Matthews, who had been pleasantly ‘surprised’ by his second place finish on stage 3, was clearly frustrated at his stage 5 result.
“We got rid of a lot of the sprinters [on the climbs] and they set me up good,” Matthews said of his team. “Not sure what happened in the final. I just wasn’t in the right place at the right time.
“At the moment I’m getting a bit confused in the sprints for some reason. I don’t know if I should have guys with me or do it myself. Some days I have them with me and some days I don’t, so I’m a little bit confused what’s the best for me at the moment, but I need to get my head in the right place and keep trying. It’s not what I wanted today.”
So if Matthews can’t get ahead of Sagan in the sprints finishes, what does he need to do to take the green jersey from Sagan?
Matthews’ most obvious opportunity will come if Sagan has the misfortune of leaving the race. This happened in 2017 when Sagan was sent home for causing Mark Cavendish to crash on stage 4, leaving Matthews to win green.
Baden Cooke won the Tour’s green jersey back in 2003. He told CyclingTips this week that everything is stacked against Matthews.
“Like [Erik] Zabel use to be, [Sagan’s] not always the fastest guy [in the finishes], but he could climb with the top 20 GC guys,” Cooke said. “How do you beat someone like that?”
Perhaps the answer lies in Matthews’ lead-up to the Tour, which was a little different this year.
“Since Matthews wasn’t preparing himself to race for the green jersey and he was all in for [Tom] Dumoulin, he’s climbing really well,” Cooke said. “If he’s going to win [green], it’s going to be slipping into breakaways in the mountains and getting the intermediates and [minimising] his losses in the sprints with Sagan.
“Matthews has one card to play.
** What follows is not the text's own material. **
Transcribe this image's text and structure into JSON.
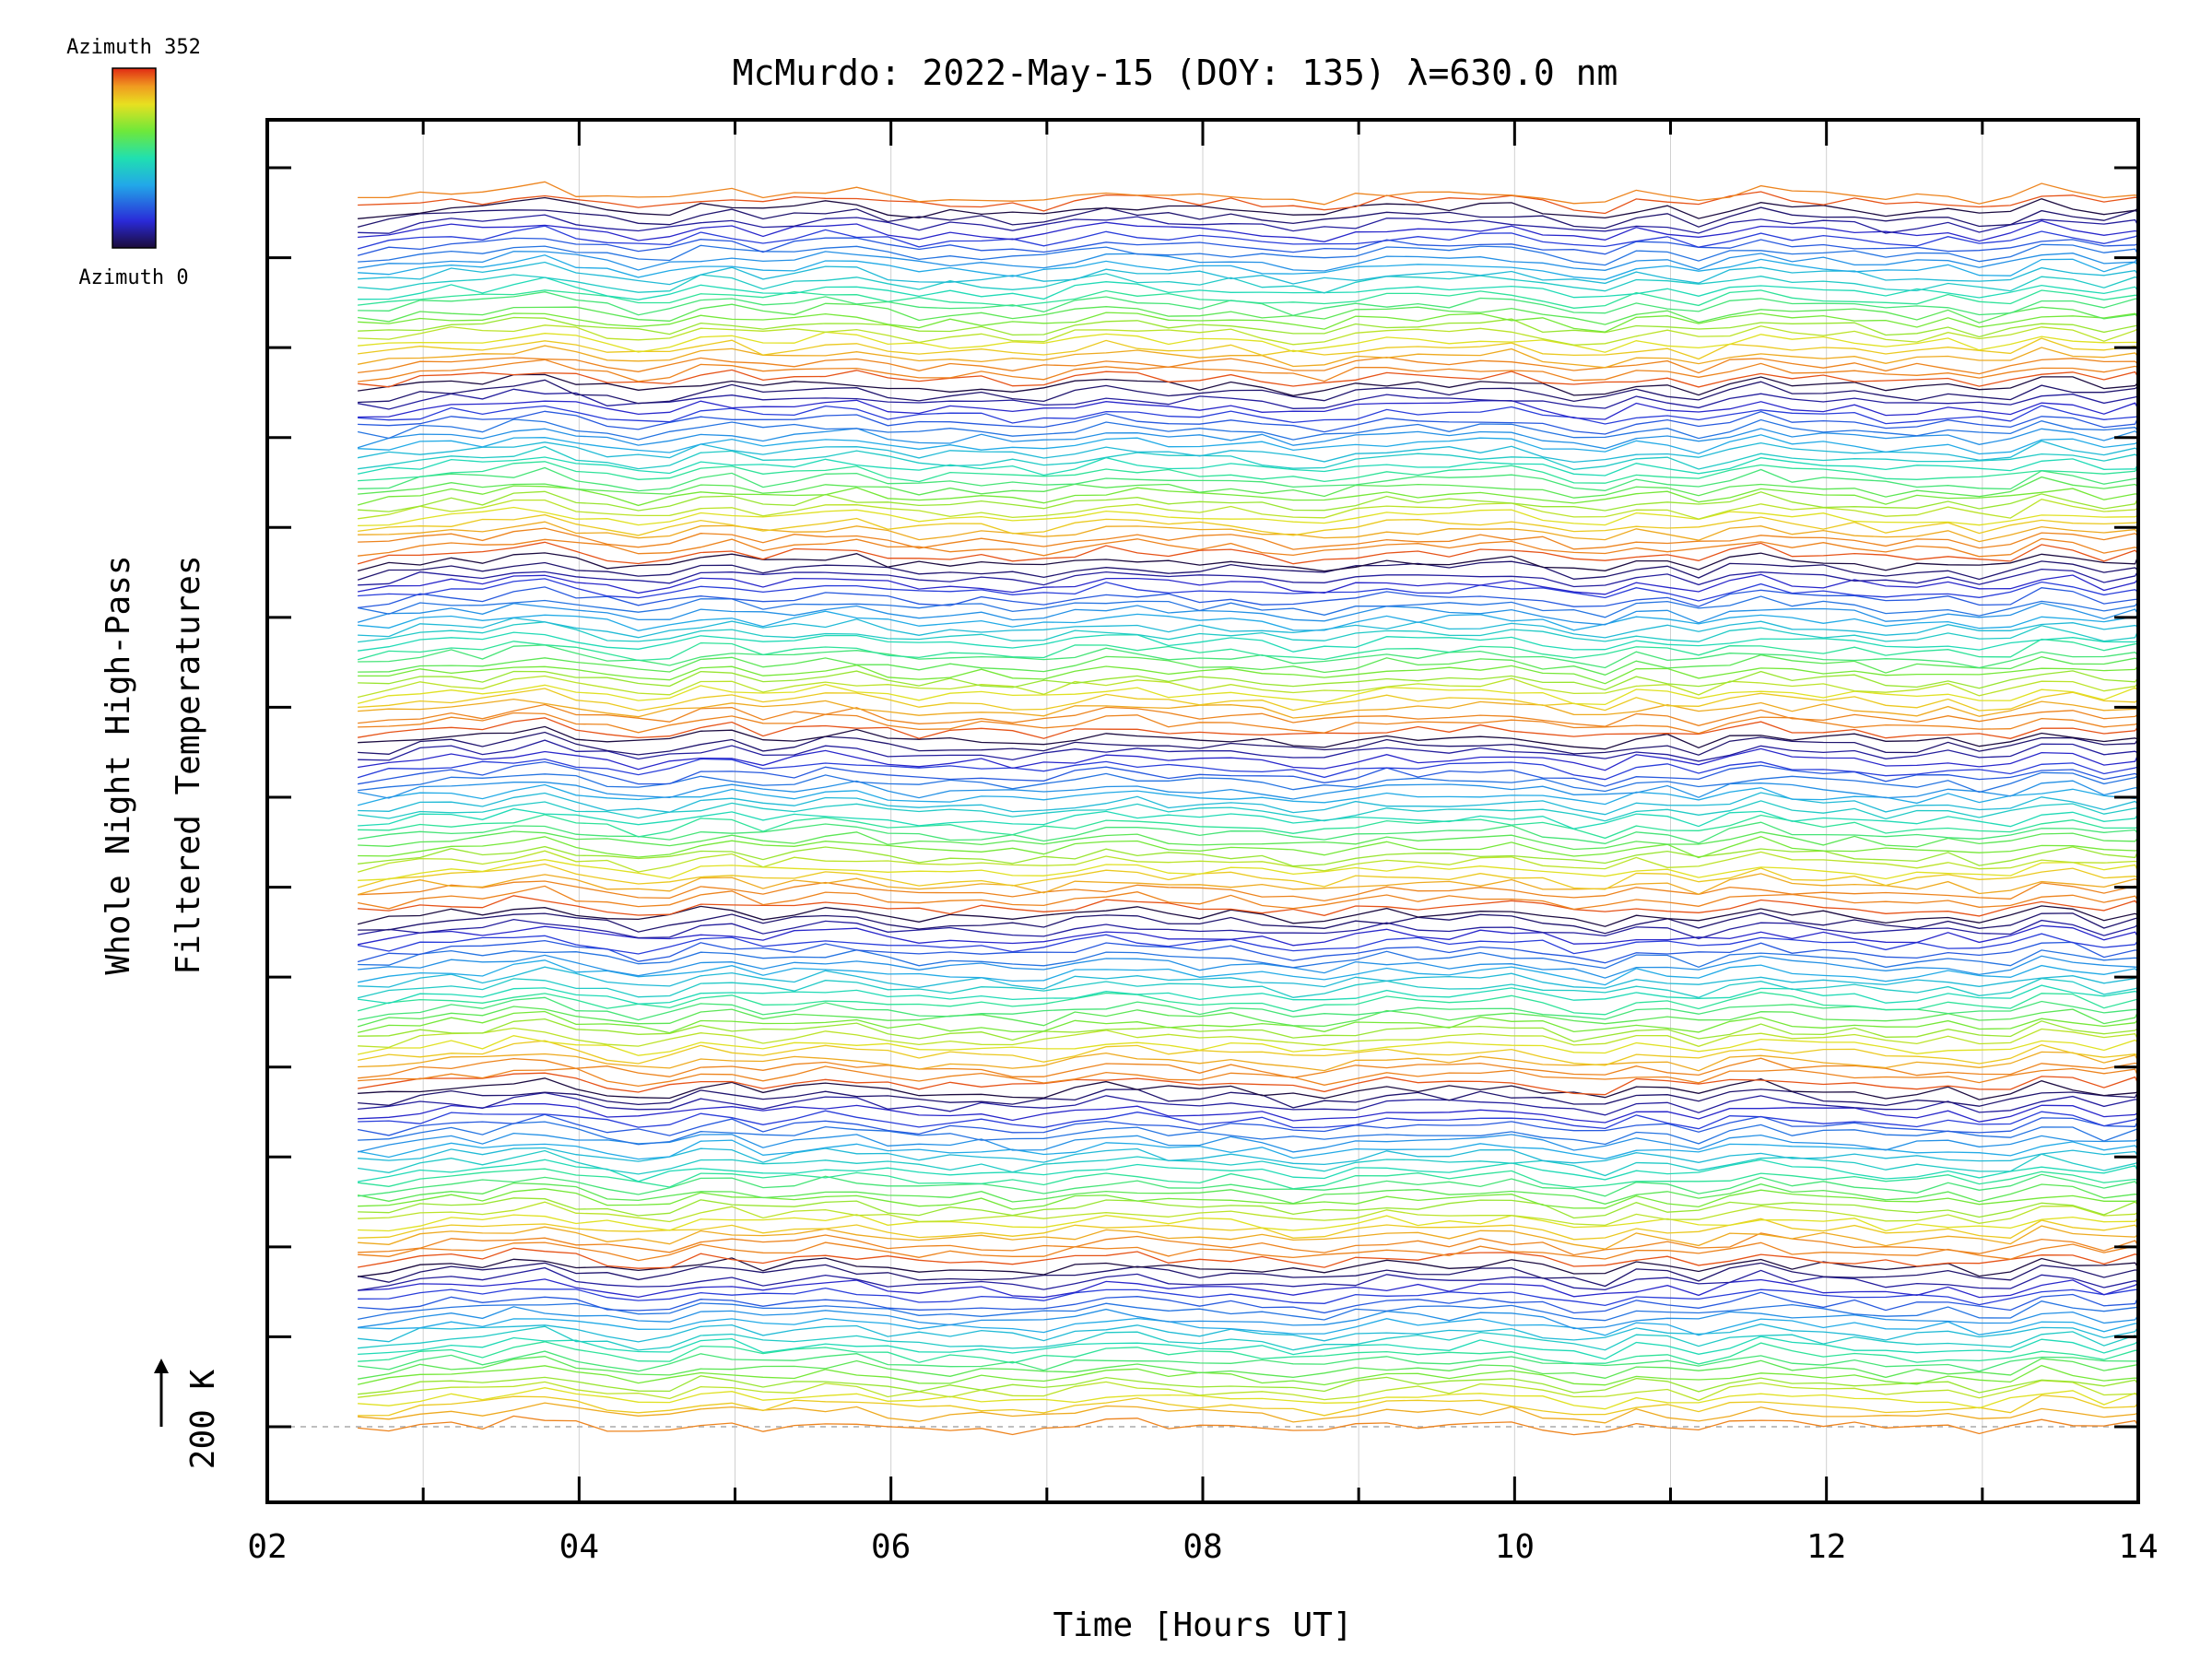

If he’s climbing as good as we’ve seen, all it takes is two intermediate sprints and then he’s back on target. Sometimes the breakaway goes all the way. Maybe he’ll even get finish points. It’s not impossible.”
Easier said than done, of course. In Cooke’s eyes, Matthews will need some luck and a particular set of circumstances if he’s going to win green again.
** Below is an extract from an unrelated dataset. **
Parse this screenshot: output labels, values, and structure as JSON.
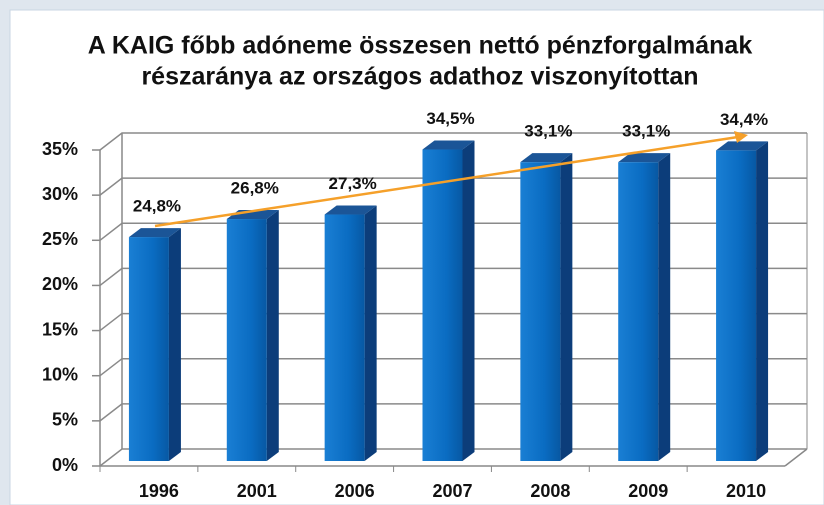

“Sagan is renown for slipping into the breakaway on a hilly stage and getting some points on the intermediates. He can’t go for everything.” Cooke said. “My advice to Matthews would be, ‘if you see Sagan jumping up the road on a hilly day, you just need to shadow him and try to be in in the move that he misses.’ That’s the key. He needs to get into a breakaway that Sagan misses to get full points on the intermediates. He can close the gap fairly quickly after that.”
“Just say Matthews gets in the breakaway one day and takes full intermediate sprints,” Cooke said. “Sagan gets nothing because he missed the break. Then Matthews has a day where he wins, Sagan maybe gets taken out of contention at 2km to go, then Matthews is back in the game. Or there’s always the crosswinds — Sagan doesn’t usually get caught out in the crosswinds, but anything is possible.”
There are only three pure sprint stages left: stages 7, 11, and 21. Sagan could very well win again on those days, while a win on a flat sprint stage is much less likely for Matthews. However, there are some lumpy stages (stages 8, 9, 10, and 16) which could very well suit Matthews with his current climbing form. It might just be that Dumoulin pulling out of the Tour was a blessing in disguise for Matthews.
It’s still mathematically possible for Matthews to win green, by gaining a handful of points over Sagan day by day. And let’s not forget, Matthews has certainly beaten Sagan before, including at the Tour. But judging by the first six stages Matthews won’t have what it’ll take to match or better Sagan in the fast finishes.
On balance, it will be tough for Matthews to win his second green jersey in 2019. But as we’ve seen many times before, anything can happen at the Tour de France.